By Kishori Krishnan Exclusive To Iron Investing News
Its open sesame for Western Labrador business owners who are celebrating the reopening Monday of the Labrador City iron ore mine. The Iron Ore Company of Canada (IOC) shut it down for five weeks this summer after iron ore prices plummeted.
Many mine workers left the area while the mine was closed. Local businesses took a big hit. “We had five hard weeks. It was very slow, extremely slow, but this afternoon there seems to be more people around than what we have seen over the past five weeks,” said Linda Park, manager of the Carol Wabush Co-op. But while the economy is showing signs of turning around, IOC says it’s still too soon to consider restarting the mine’s nearly $1-billion expansion project that was being discussed last year.
Iron ore prices dropped because two of IOC’s main purchasers, China and the U.S. auto industry, bought less ore to make steel during the recession. Any which way, back to business is always good news.

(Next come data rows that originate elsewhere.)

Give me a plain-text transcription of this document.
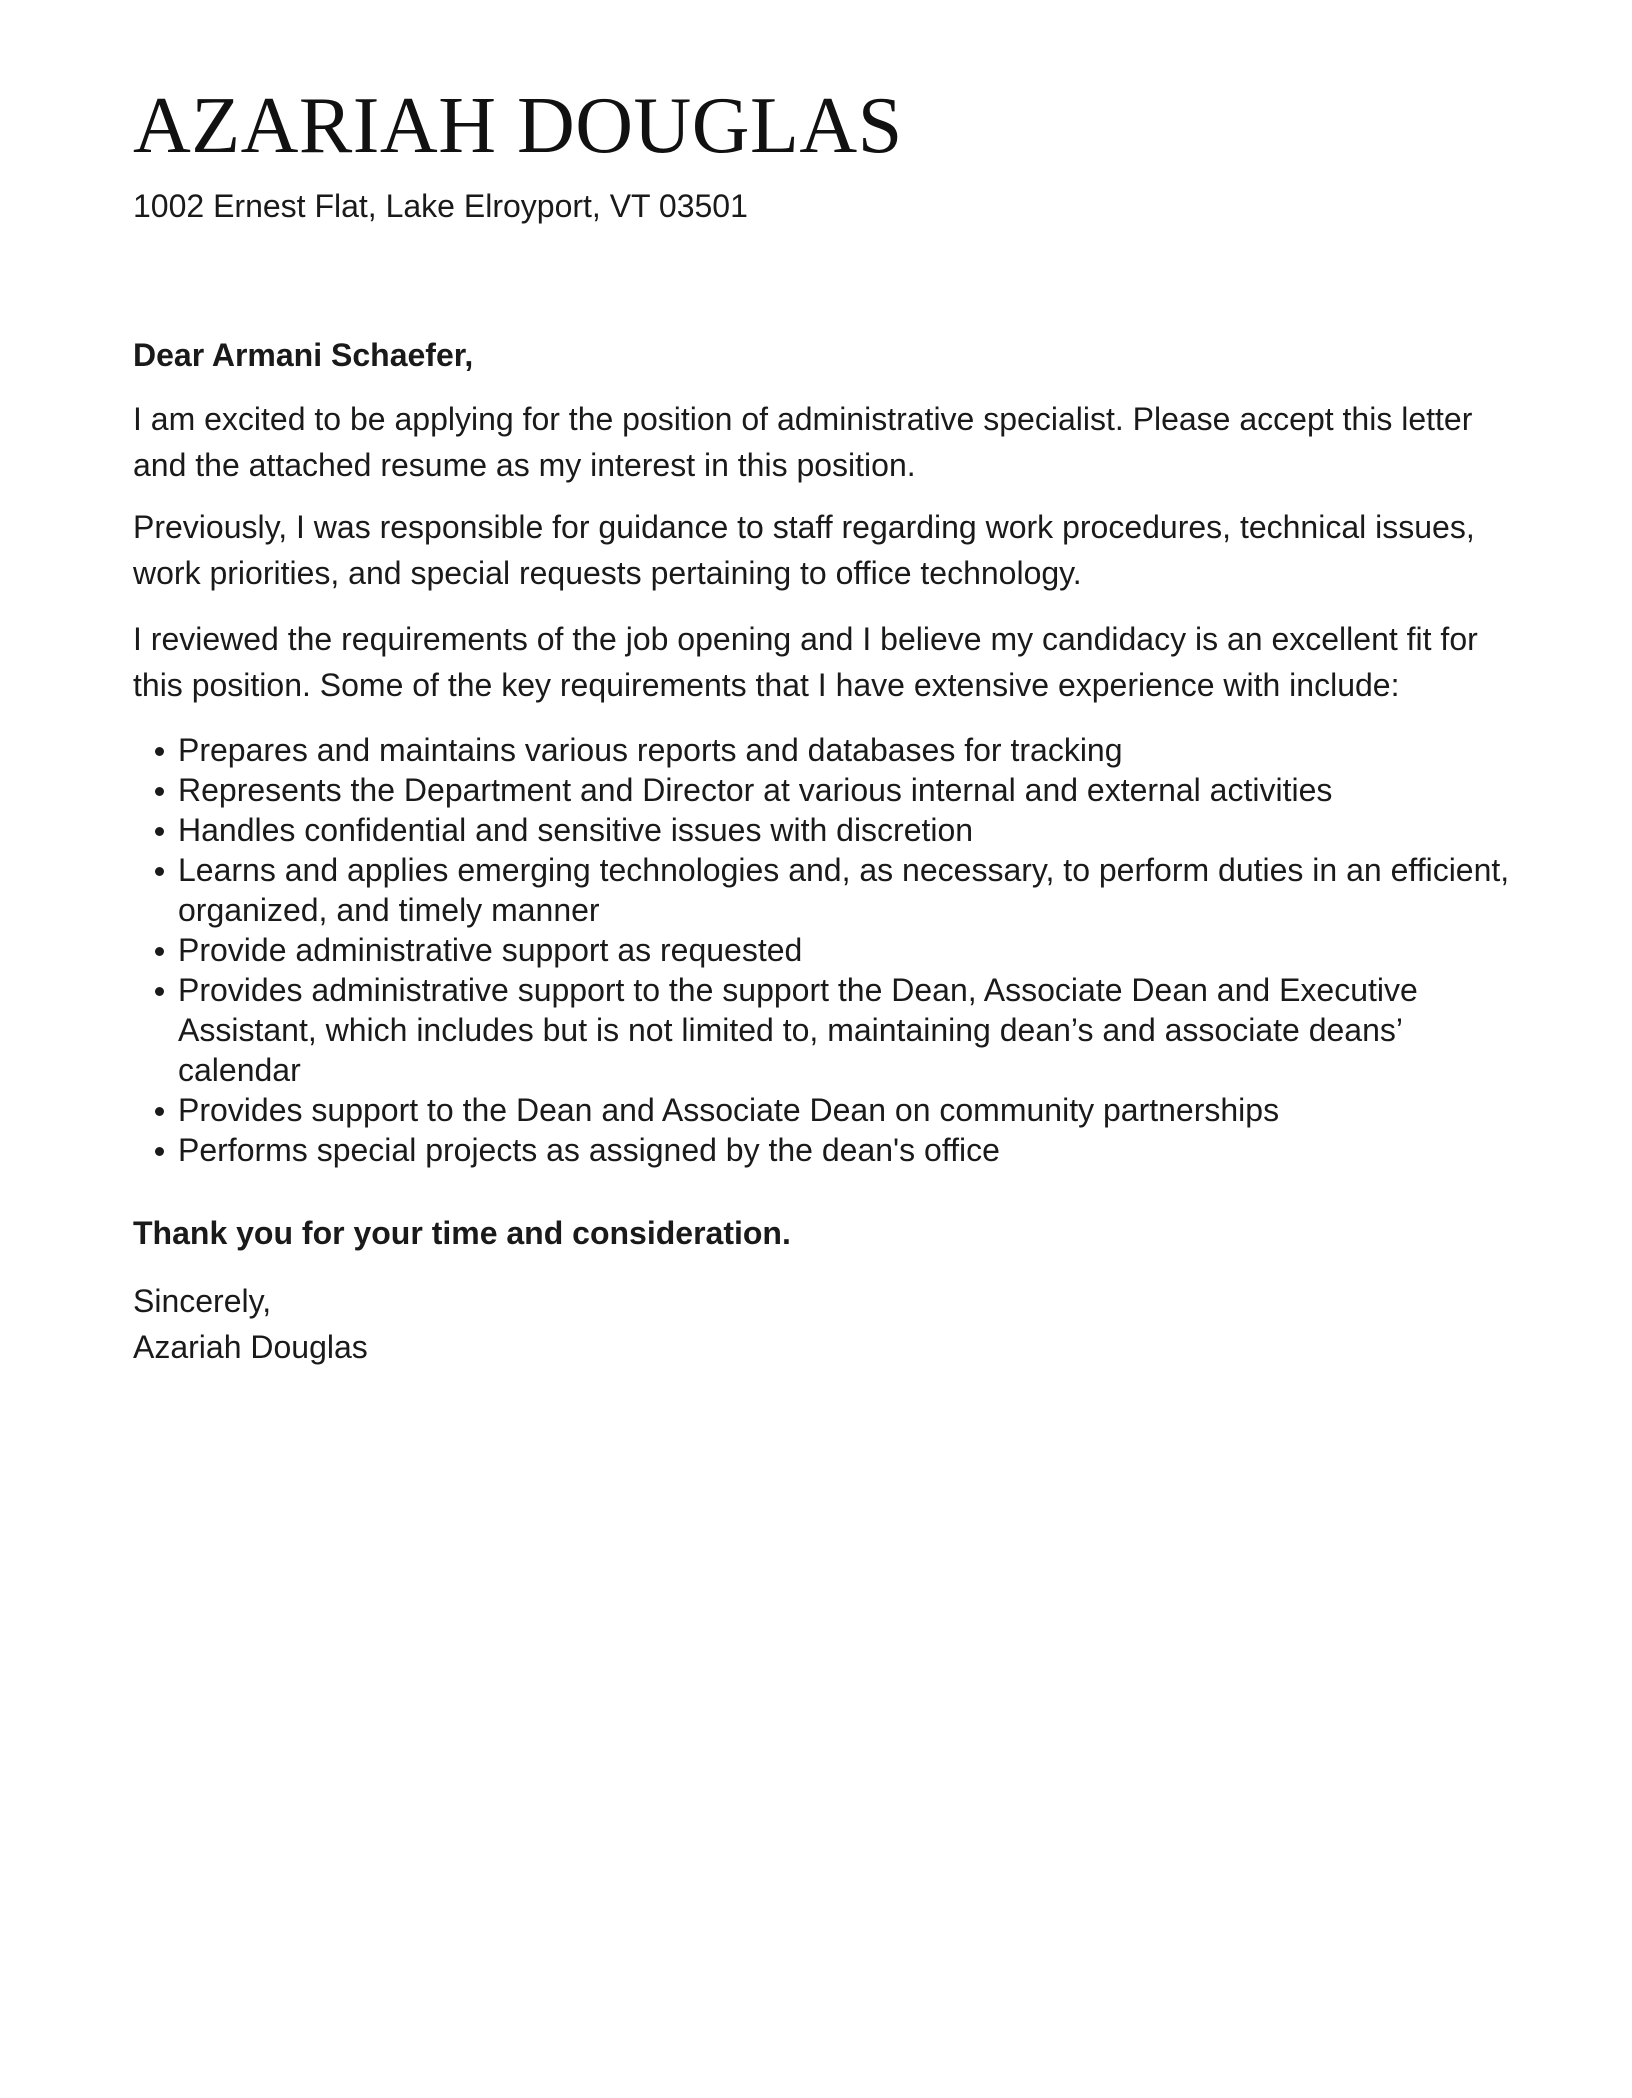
AZARIAH DOUGLAS
1002 Ernest Flat, Lake Elroyport, VT 03501

Dear Armani Schaefer,

I am excited to be applying for the position of administrative specialist. Please accept this letter and the attached resume as my interest in this position.

Previously, I was responsible for guidance to staff regarding work procedures, technical issues, work priorities, and special requests pertaining to office technology.

I reviewed the requirements of the job opening and I believe my candidacy is an excellent fit for this position. Some of the key requirements that I have extensive experience with include:

Prepares and maintains various reports and databases for tracking
Represents the Department and Director at various internal and external activities
Handles confidential and sensitive issues with discretion
Learns and applies emerging technologies and, as necessary, to perform duties in an efficient, organized, and timely manner
Provide administrative support as requested
Provides administrative support to the support the Dean, Associate Dean and Executive Assistant, which includes but is not limited to, maintaining dean’s and associate deans’ calendar
Provides support to the Dean and Associate Dean on community partnerships
Performs special projects as assigned by the dean's office

Thank you for your time and consideration.

Sincerely,
Azariah Douglas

In an ongoing saga, four Rio Tinto employees were officially arrested Tuesday, by the Chinese government, on being charged with trade secret infringement and bribery. The charges are a notch lower from the earlier espionage charges in a case that has considerably strained ties with Australia, a key trading partner.
Allaying fears, China’s vice minister of commerce Fu Ziying said that the Rio Tinto case “will not and should not hurt trade and economic ties between China and Australia. This will not hurt China’s efforts in terms of attracting foreign direct investment (FDI)” and would “benefit China’s attraction of FDI.”

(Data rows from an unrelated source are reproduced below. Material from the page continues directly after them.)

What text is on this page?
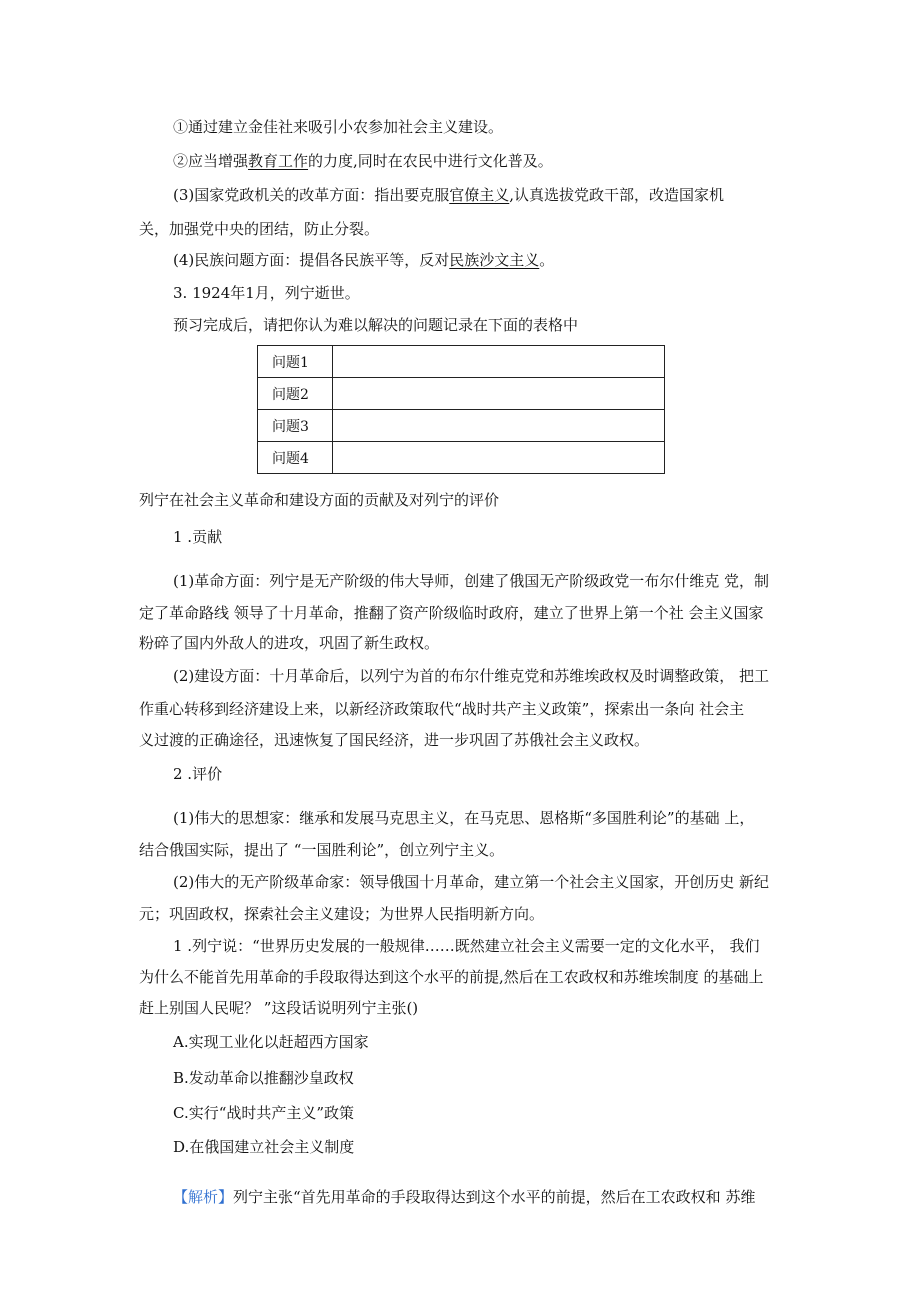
①通过建立金佳社来吸引小农参加社会主义建设。
②应当增强教育工作的力度,同时在农民中进行文化普及。
(3)国家党政机关的改革方面：指出要克服官僚主义,认真选拔党政干部，改造国家机
关，加强党中央的团结，防止分裂。
(4)民族问题方面：提倡各民族平等，反对民族沙文主义。
3. 1924年1月，列宁逝世。
预习完成后，请把你认为难以解决的问题记录在下面的表格中
问题1	
问题2	
问题3	
问题4	
列宁在社会主义革命和建设方面的贡献及对列宁的评价
1 .贡献
(1)革命方面：列宁是无产阶级的伟大导师，创建了俄国无产阶级政党一布尔什维克 党，制
定了革命路线 领导了十月革命，推翻了资产阶级临时政府，建立了世界上第一个社 会主义国家
粉碎了国内外敌人的进攻，巩固了新生政权。
(2)建设方面：十月革命后，以列宁为首的布尔什维克党和苏维埃政权及时调整政策， 把工
作重心转移到经济建设上来，以新经济政策取代“战时共产主义政策”，探索出一条向 社会主
义过渡的正确途径，迅速恢复了国民经济，进一步巩固了苏俄社会主义政权。
2 .评价
(1)伟大的思想家：继承和发展马克思主义，在马克思、恩格斯“多国胜利论”的基础 上，
结合俄国实际，提出了 “一国胜利论”，创立列宁主义。
(2)伟大的无产阶级革命家：领导俄国十月革命，建立第一个社会主义国家，开创历史 新纪
元；巩固政权，探索社会主义建设；为世界人民指明新方向。
1 .列宁说：“世界历史发展的一般规律……既然建立社会主义需要一定的文化水平， 我们
为什么不能首先用革命的手段取得达到这个水平的前提,然后在工农政权和苏维埃制度 的基础上
赶上别国人民呢？ ”这段话说明列宁主张()
A.实现工业化以赶超西方国家
B.发动革命以推翻沙皇政权
C.实行“战时共产主义”政策
D.在俄国建立社会主义制度
【解析】列宁主张“首先用革命的手段取得达到这个水平的前提，然后在工农政权和 苏维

London and Melbourne-based Rio Tinto has long denied the allegations. The company has also demanded its employees have access to a lawyer.
Getting around the stalled talks, Chinese steel mills had started buying more iron ore from Brazil and India, although Rio Tinto and BHP Billiton have denied reports they are selling less iron ore to China and say it is “business as usual”
China’s iron ore prices talks had thrown up a lot of dirt this year. The small steel mill owners are often the forgotten victims of the failure in recent months of the China Iron and Steel Association (CISA) to reach an agreement with the big iron ore producers: the Australian mining company Rio Tinto, the British-Australian BHP Billiton and Brazilian company Vale.
Small mills have been left trying to get iron ore at any price, often at inflated levels, from the traders and big steel producers. While China’s dispute with the international mining companies raged in boardrooms around the world, they still had steel mills to fire up.
Rizhao International Iron Ore Trading Center, located on the fourth floor of China Construction Bank in a development zone in the Shandong port city, was opened in May by three local iron ore traders, Huaxin Gongmao, Wanbao and Zhongrui, as well as two e-commerce companies.
The deal was seen as an attempt to get price information for the smaller steel companies that were without their own import licences. This, even as China bought record volumes of oil and iron ore in July as automakers, steel producers and builders expanded output to meet rising demand driven by the nation’s $586 billion stimulus spending.
Oil imports jumped 18 per cent to 19.6 million metric tons, and iron ore purchases rose 5 per cent to 58.1 million tons from a month ago, the Beijing-based customs said on its Web site. The second-largest energy user and biggest iron ore buyer spent a combined $13.8 billion on the commodities.
Rio Tinto Group, the world’s second-largest exporter of iron ore, is seeing strong demand driven by China and its operations are running “flat out,” Sam Walsh, head of the business, said in Melbourne.
Crude steel production in China, the world’s biggest maker, surged 13 per cent last month to 50.7 million tons, the National Bureau of Statistics also said in Beijing. That’s the third consecutive record monthly high, according to Bloomberg data. Iron ore is used in steelmaking.
“Iron ore restocking pushed up the imports and prices as the stimulus package drives up steel demand,” said Helen Wang, a Shanghai-based analyst with DBS Vickers Hong Kong Ltd., “Steelmakers have the motivation to ramp up production with higher steel prices.”
Iron ore inventories at China’s major ports have risen 29 per cent to 75.2 million tons on August 7, reaching the highest since a record 75.5 million tons last September, according to figures from the Beijing Antaike Information Development Co.
“Total demand has increased and China has got to import to fill the incremental demand growth,” said Henry Liu of Macquarie Bank in Shanghai.
China imported 58.08 million tonnes of iron ore in July, the highest monthly volume on record and up 31.8 per cent from the same period last year, the country’s customs authority said on Tuesday.
The China Iron and Steel Association CISA has attempted to cajole traders and small mills into cutting iron ore imports, in a bid to bolster its position during protracted contract price talks with foreign miners Rio Tinto (RIO.AX)(RIO.L), BHP Billiton (BHP.AX) and Vale (VALE5.SA).